Now, the classic story has been adapted for the big screen again, with writer-director Greta Gerwig taking the helm and unveiling a smart, feminist interpretation perfectly suited for audiences in 2019.

Though the plot sticks fairly closely to the source material, Gerwig's Little Women focuses more on investigating key themes than narrative.

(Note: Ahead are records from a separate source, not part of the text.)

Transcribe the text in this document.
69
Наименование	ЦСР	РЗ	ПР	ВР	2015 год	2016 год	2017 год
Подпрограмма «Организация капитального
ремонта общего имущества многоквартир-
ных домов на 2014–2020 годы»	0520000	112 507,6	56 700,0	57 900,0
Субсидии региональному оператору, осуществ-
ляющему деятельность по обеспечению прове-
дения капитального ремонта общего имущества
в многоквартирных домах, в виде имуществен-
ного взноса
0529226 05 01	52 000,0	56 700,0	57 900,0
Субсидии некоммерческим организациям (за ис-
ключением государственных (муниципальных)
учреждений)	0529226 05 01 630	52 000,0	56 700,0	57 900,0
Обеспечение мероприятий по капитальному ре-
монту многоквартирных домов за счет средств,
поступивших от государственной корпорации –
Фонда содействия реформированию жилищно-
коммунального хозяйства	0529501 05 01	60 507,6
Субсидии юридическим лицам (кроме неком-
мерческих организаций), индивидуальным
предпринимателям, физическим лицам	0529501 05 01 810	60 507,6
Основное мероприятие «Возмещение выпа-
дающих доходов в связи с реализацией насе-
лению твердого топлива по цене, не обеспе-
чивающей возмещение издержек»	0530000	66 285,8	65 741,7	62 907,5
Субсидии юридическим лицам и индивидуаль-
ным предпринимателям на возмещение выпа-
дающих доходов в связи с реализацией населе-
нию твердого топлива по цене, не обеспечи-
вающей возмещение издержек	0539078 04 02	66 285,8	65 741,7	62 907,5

She also interestingly introduces the March sisters as adults rather than teenagers.

Central character Jo March (Saoirse Ronan) is an aspiring author trying to make enough money to support herself, Meg March (Emma Watson) is married to John Brooke (James Norton) and has two young children, Beth March (Eliza Scanlen) wants to pursue a career in music, and Amy March (Florence Pugh) is studying art in Paris under the watchful eye of the girls' wealthy Aunt March (Meryl Streep).

But as each of the women follows their individual passions, and encounters challenges along the way, Gerwig carefully intersperses flashbacks which refer to relevant moments in their lives as teenagers growing up in 1860s New England shortly after the American Civil War.

All of the critical scenes are included - from the ice pond to the wild fights to dramatic haircuts - and in order to differentiate the flashbacks, the director gives the present a cool blue/grey tone, while the past is washed in much warmer, golden hues.

Sure, purists may have issues with the unconventional structure, but Gerwig's take also allows the viewer to see the characters grow, and seek their individual definition of freedom, much more than any previous adaptation.

Even with Father March (Bob Odenkirk) away, the patriarchy overshadows all of their lives, with each trapped by gender conventions and societal norms, as well as the overwhelming pressure to find a husband.

We see Jo, brilliantly portrayed by Ronan, as a frustrated teenager trapped by her environment, overcome any fears she may have had and determinedly go after her dream of becoming a published author, even if it means making some concessions along the way.

Meg, who could have married any society man, chooses true love, and Beth devotes herself to the piano, but perhaps the most intriguing transformation comes from Amy - often pinned down as the naughty youngest child - become torn between the burden of protecting her sisters and mother, marrying the right man, and tempering her feelings for the boy next door and Jo's potential romantic interest Laurie (Timothee Chalamet).

The love triangle between Jo, Amy, and Laurie is fascinating, with a scene between the latter located inside of a Paris art studio proving to be especially engaging.

Unlike other the films, the supporting characters all add dimension, with Streep reliably brilliant as the cuttingly clever Aunt March, Laura Dern as the gentle yet wise matriarch Marmee March, Louis Garrel as kind professor Friedrich Bhaer, and Tracy Letts as grumpy publisher Mr. Dashwood.

In addition, Gerwig puts her own spin on the ending, but rather than setting out to shock the viewer, her choice of conclusion offers a satisfying element to Jo's story which edifies and inspires.